One of the most pressing problems associated with manufacturing vaccines is the requirement to rapidly modify antigen formulations as new diseases emerge or as older pathogens mutate and reemerge. Transcriptomics and proteomics combined with established recombinant or synthetic approaches could potentially provide antigens that could be rapidly formulated with approved new-generation adjuvants to produce novel and efficacious vaccines. These technologies are commonplace in experimental laboratories. Using combinations of proteomics, reverse genetics, recombinant or molecular syntheses, and stable, consistent adjuvant platforms will allow development of “first line of defense” vaccines for a rapidly emerging disease in a short time. Such a use-inspired approach to vaccines would allow the use of assembly-line techniques to manufacture vaccines. As new antigens are required they could be selected, evaluated, and produced in a short period of time, and inserted directly into an established production system. This process would greatly reduce the time required for exploratory research and early development.
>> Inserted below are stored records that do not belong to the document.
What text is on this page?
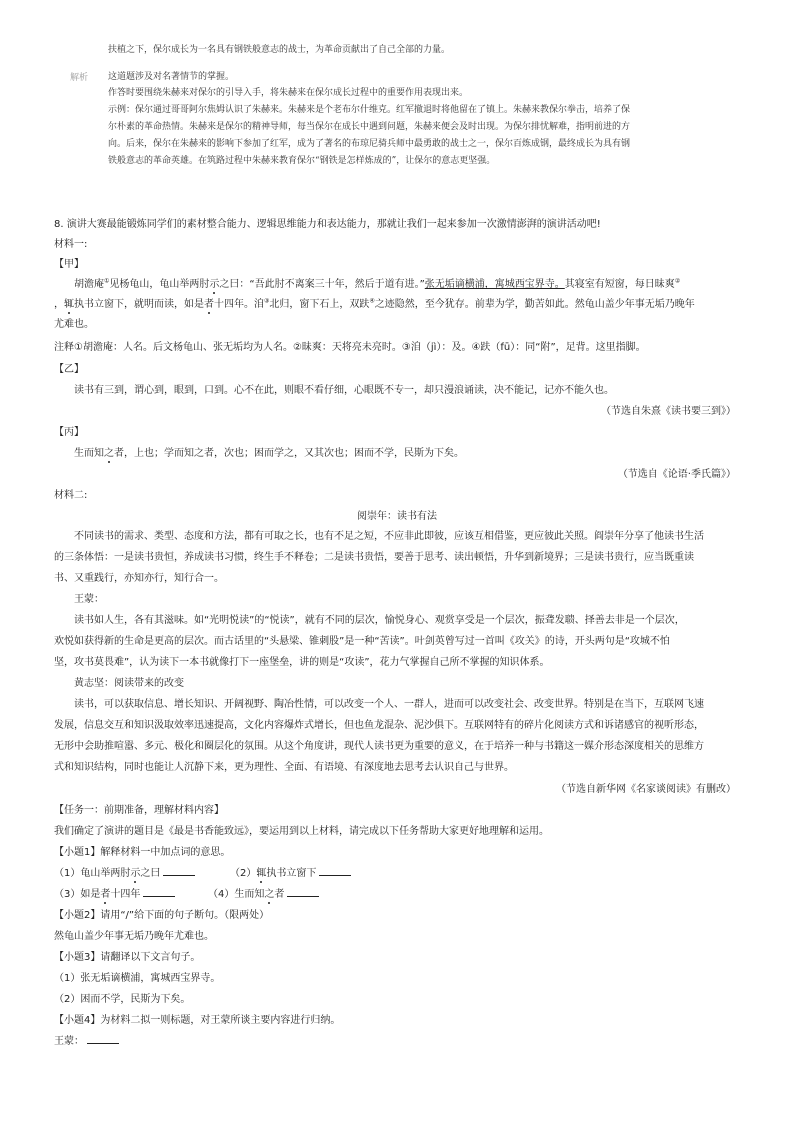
扶植之下，保尔成长为一名具有钢铁般意志的战士，为革命贡献出了自己全部的力量。
解析 这道题涉及对名著情节的掌握。
作答时要围绕朱赫来对保尔的引导入手，将朱赫来在保尔成长过程中的重要作用表现出来。
示例：保尔通过哥哥阿尔焦姆认识了朱赫来。朱赫来是个老布尔什维克。红军撤退时将他留在了镇上。朱赫来教保尔拳击，培养了保
尔朴素的革命热情。朱赫来是保尔的精神导师，每当保尔在成长中遇到问题，朱赫来便会及时出现。为保尔排忧解难，指明前进的方
向。后来，保尔在朱赫来的影响下参加了红军，成为了著名的布琼尼骑兵师中最勇敢的战士之一，保尔百炼成钢，最终成长为具有钢
铁般意志的革命英雄。在筑路过程中朱赫来教育保尔“钢铁是怎样炼成的”，让保尔的意志更坚强。
8. 演讲大赛最能锻炼同学们的素材整合能力、逻辑思维能力和表达能力，那就让我们一起来参加一次激情澎湃的演讲活动吧!
材料一:
【甲】
胡澹庵①见杨龟山，龟山举两肘示之曰：“吾此肘不离案三十年，然后于道有进。”张无垢谪横浦，寓城西宝界寺。其寝室有短窗，每日昧爽②
，辄执书立窗下，就明而读，如是者十四年。洎③北归，窗下石上，双趺④之迹隐然，至今犹存。前辈为学，勤苦如此。然龟山盖少年事无垢乃晚年
尤难也。
注释①胡澹庵：人名。后文杨龟山、张无垢均为人名。②昧爽：天将亮未亮时。③洎（jì）：及。④趺（fū）：同“附”，足背。这里指脚。
【乙】
读书有三到，谓心到，眼到，口到。心不在此，则眼不看仔细，心眼既不专一，却只漫浪诵读，决不能记，记亦不能久也。
（节选自朱熹《读书要三到》）
【丙】
生而知之者，上也；学而知之者，次也；困而学之，又其次也；困而不学，民斯为下矣。
（节选自《论语·季氏篇》）
材料二:
阅崇年：读书有法
不同读书的需求、类型、态度和方法，都有可取之长，也有不足之短，不应非此即彼，应该互相借鉴，更应彼此关照。阎崇年分享了他读书生活
的三条体悟：一是读书贵恒，养成读书习惯，终生手不释卷；二是读书贵悟，要善于思考、读出顿悟，升华到新境界；三是读书贵行，应当既重读
书、又重践行，亦知亦行，知行合一。
王蒙：
读书如人生，各有其滋味。如“光明悦读”的“悦读”，就有不同的层次，愉悦身心、观赏享受是一个层次，振聋发聩、择善去非是一个层次，
欢悦如获得新的生命是更高的层次。而古话里的“头悬梁、锥刺股”是一种“苦读”。叶剑英曾写过一首叫《攻关》的诗，开头两句是“攻城不怕
坚，攻书莫畏难”，认为读下一本书就像打下一座堡垒，讲的则是“攻读”，花力气掌握自己所不掌握的知识体系。
黄志坚：阅读带来的改变
读书，可以获取信息、增长知识、开阔视野、陶冶性情，可以改变一个人、一群人，进而可以改变社会、改变世界。特别是在当下，互联网飞速
发展，信息交互和知识汲取效率迅速提高，文化内容爆炸式增长，但也鱼龙混杂、泥沙俱下。互联网特有的碎片化阅读方式和诉诸感官的视听形态，
无形中会助推喧嚣、多元、极化和圈层化的氛围。从这个角度讲，现代人读书更为重要的意义，在于培养一种与书籍这一媒介形态深度相关的思维方
式和知识结构，同时也能让人沉静下来，更为理性、全面、有语境、有深度地去思考去认识自己与世界。
（节选自新华网《名家谈阅读》有删改）
【任务一：前期准备，理解材料内容】
我们确定了演讲的题目是《最是书香能致远》，要运用到以上材料，请完成以下任务帮助大家更好地理解和运用。
【小题1】解释材料一中加点词的意思。
（1）龟山举两肘示之曰	（2）辄执书立窗下
（3）如是者十四年	（4）生而知之者
【小题2】请用“/”给下面的句子断句。（限两处）
然龟山盖少年事无垢乃晚年尤难也。
【小题3】请翻译以下文言句子。
（1）张无垢谪横浦，寓城西宝界寺。
（2）困而不学，民斯为下矣。
【小题4】为材料二拟一则标题，对王蒙所谈主要内容进行归纳。
王蒙：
Classic development cycles may require 5 to 7 years and sometimes may require even longer times for unusual or new types of pathogenic microbes. A reduction of the development time by 30% to 80% may be achievable using newer research and development technologies.

It is clear that new methods to assess efficacy and definitive, direct correlates of immunity also need to be identified. It is also clear that use of the many new technical achievements and discoveries will require advances in the regulatory framework to ensure more efficient but adequate evaluation of new biologicals. Vaccine development faces many technical, political, and ethical challenges. The history of vaccine research and development as well as the continued use of immunization as the principal method to prevent infectious disease predict that the innovative experimental procedures of today will lead to common clinical applications tomorrow.